Hi Zhang

Just to be clear: Are you saying that your primers yielded a band from the genomic DNA but not from cDNA. If so there are a plethora of reasons why this might be so but you need to be a bit more specific provide additional information/data with your question

Then I might well be able to help you :-)

Regards

Have you used the same cDNA to amplify a housekeeping gene?

Dr Moritz ,Dr  Laurence and Dr Eman.

Thank you for all of your help. The answers is very useful for me.but I am sorry that  i  don't know how to reply to you under your answers....i can't find the dialog box to reply.

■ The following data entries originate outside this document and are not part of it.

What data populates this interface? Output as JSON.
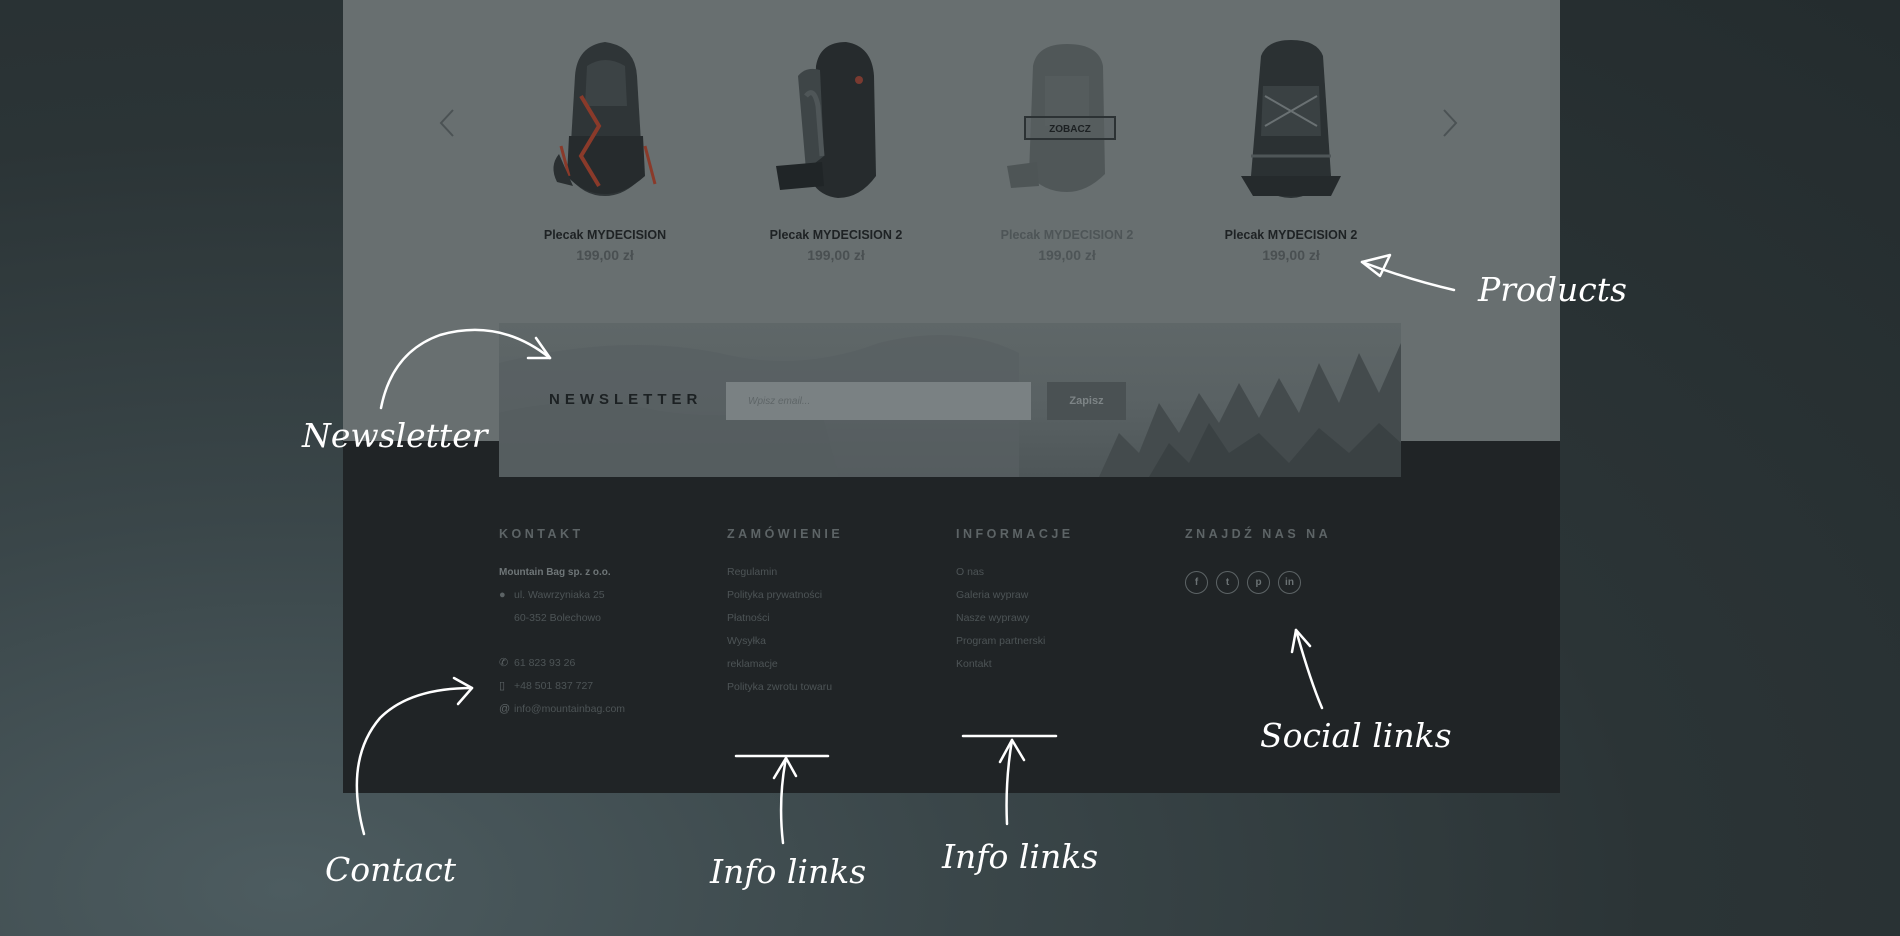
{
  "carousel": {
    "prev_icon": "chevron-left-icon",
    "next_icon": "chevron-right-icon",
    "products": [
      {
        "name": "Plecak MYDECISION",
        "price": "199,00 zł"
      },
      {
        "name": "Plecak MYDECISION 2",
        "price": "199,00 zł"
      },
      {
        "name": "Plecak MYDECISION 2",
        "price": "199,00 zł",
        "hover_button": "ZOBACZ"
      },
      {
        "name": "Plecak MYDECISION 2",
        "price": "199,00 zł"
      }
    ]
  },
  "newsletter": {
    "title": "NEWSLETTER",
    "placeholder": "Wpisz email...",
    "button": "Zapisz"
  },
  "footer": {
    "kontakt": {
      "title": "KONTAKT",
      "company": "Mountain Bag sp. z o.o.",
      "address1": "ul. Wawrzyniaka 25",
      "address2": "60-352 Bolechowo",
      "phone": "61 823 93 26",
      "mobile": "+48 501 837 727",
      "email": "info@mountainbag.com"
    },
    "zamowienie": {
      "title": "ZAMÓWIENIE",
      "links": [
        "Regulamin",
        "Polityka prywatności",
        "Płatności",
        "Wysyłka",
        "reklamacje",
        "Polityka zwrotu towaru"
      ]
    },
    "informacje": {
      "title": "INFORMACJE",
      "links": [
        "O nas",
        "Galeria wypraw",
        "Nasze wyprawy",
        "Program partnerski",
        "Kontakt"
      ]
    },
    "social": {
      "title": "ZNAJDŹ NAS NA",
      "icons": [
        "facebook-icon",
        "twitter-icon",
        "pinterest-icon",
        "linkedin-icon"
      ],
      "glyphs": [
        "f",
        "t",
        "p",
        "in"
      ]
    }
  },
  "annotations": {
    "products": "Products",
    "newsletter": "Newsletter",
    "contact": "Contact",
    "info_links_1": "Info links",
    "info_links_2": "Info links",
    "social_links": "Social links"
  },
  "colors": {
    "products_bg": "#686f70",
    "footer_bg": "#202426",
    "annotation": "#ffffff"
  }
}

• I used an ACTIN gene to amplify, but  the pcr product of the Cdna and the DNA are the same size.
• yes, my primers yielded a band from the genomic DNA but not from cDNA. While i designed the primers from cDNA. 
• Best  Zhang

Getting a band from your actin from the cDNA preparation means that you have a problem with your gene under investigation. Check first that your gene is transcribed and if yes try to design primers that flank intron-exon regions to be able to eliminate possible contamination with genomic DNA.

I agree with Eman

If you have managed to amplify a product from your genomic DNA but not your cDNA that suggests that their is something not quite right with your cDNA and/or RNA, i.e. degradation of your RNA and/or salt contamination, indicated by a 260/230 ratio of < 1.0. See a previous answer of mine:

Any suggestions about a specific primer in RT-PCR which gave very clear and specific band several times but stopped working? - ResearchGate. Available from: https://www.researchgate.net/post/Any_suggestions_about_a_specific_primer_in_RT-PCR_which_gave_very_clear_and_specific_band_several_times_but_stopped_working [accessed Nov 18, 2015].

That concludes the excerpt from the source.